The dining room was used for all family meals, while the help ate in the kitchen. The most unique feature of the room is the original wallpaper still in use. It has an overall floral pattern of peonies, and the pattern conveys the same impression as the hall paper. It was no doubt much lighter to begin with, but years of coal fires and gas and kerosene lamps have darkened it. It has held up very well. The only thing that will ruin it is the oil from people’s hands that can't resist touching it.

MASTER BEDROOM

The house was built out on the edge of town and beyond it lay open land - a desert- but in late winter it was covered with a haze of green and a carpet of wild flowers. In the absence of trees and air pollution the family could look out of these windows and see the majestic Sierras almost every day. It was this magnificent winter view that had so captivated Joseph Meux, Dr. Meux's brother, as he made a train trip through the valley, which he wrote back to the family in Tennessee urging them to come to this heavenly spot. The sweep of windows facing south and east give this room an incomparable quality of light. Even on the gloomiest of days the room is cheerful and elicits "ohs" and "ahs" from visitors. Mrs. Meux was not in good health when the family moved here and no doubt spent a great deal of time in this room. In her later years she was both deaf and blind. The family communicated with 'her by means of a glove she wore on which was embroidered the alphabet.

MARY'S BEDROOM

The middle child, Mary Meux was 8 years old when the family moved into the house. After graduating from high school in Fresno she attended Anna Head School in Berkeley. As a young woman she was active in the Fresno social scene and at the anne001age of 25 married a young attorney, Henry Barbour, who had come to Fresno from Ogdensburg, New York.
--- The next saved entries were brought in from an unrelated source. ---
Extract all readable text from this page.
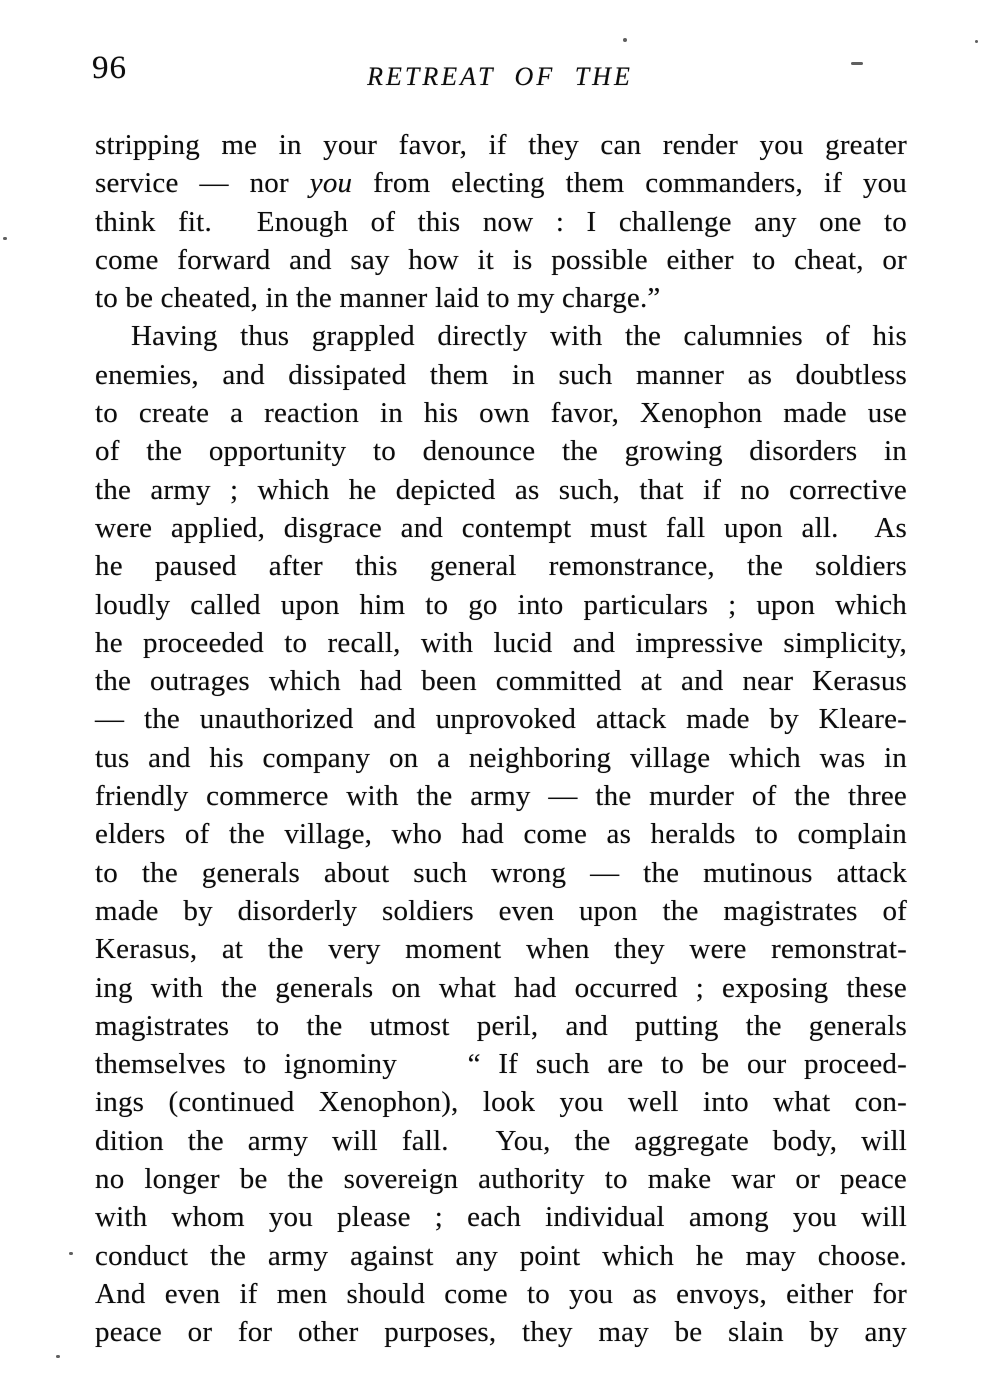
96	RETREAT OF THE
stripping me in your favor, if they can render you greater
service — nor you from electing them commanders, if you
think fit.  Enough of this now : I challenge any one to
come forward and say how it is possible either to cheat, or
to be cheated, in the manner laid to my charge.”
Having thus grappled directly with the calumnies of his
enemies, and dissipated them in such manner as doubtless
to create a reaction in his own favor, Xenophon made use
of the opportunity to denounce the growing disorders in
the army ; which he depicted as such, that if no corrective
were applied, disgrace and contempt must fall upon all.  As
he paused after this general remonstrance, the soldiers
loudly called upon him to go into particulars ; upon which
he proceeded to recall, with lucid and impressive simplicity,
the outrages which had been committed at and near Kerasus
— the unauthorized and unprovoked attack made by Kleare-
tus and his company on a neighboring village which was in
friendly commerce with the army — the murder of the three
elders of the village, who had come as heralds to complain
to the generals about such wrong — the mutinous attack
made by disorderly soldiers even upon the magistrates of
Kerasus, at the very moment when they were remonstrat-
ing with the generals on what had occurred ; exposing these
magistrates to the utmost peril, and putting the generals
themselves to ignominy    “ If such are to be our proceed-
ings (continued Xenophon), look you well into what con-
dition the army will fall.  You, the aggregate body, will
no longer be the sovereign authority to make war or peace
with whom you please ; each individual among you will
conduct the army against any point which he may choose.
And even if men should come to you as envoys, either for
peace or for other purposes, they may be slain by any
Mary and Henry were married in the parlor in a lovely ceremony extensively covered in the local newspaper. Dr. Meux arranged to build them a house on T Street as a wedding gift. It had not been completed when their first child was due so Mary gave birth to her son Jack in her pink and green bedroom at the family home. A second son Richard was born to the couple six years later. Henry Barbour was elected as a Republican to the House of Representatives and served seven terms from 1919 to 1933. Mary's social life travels abroad and fourteen years as a Congressional wife in Washington, D.C, made her life a contrast to that of her sister Anne, who stayed at home caring for her parents and never moved away from the family home.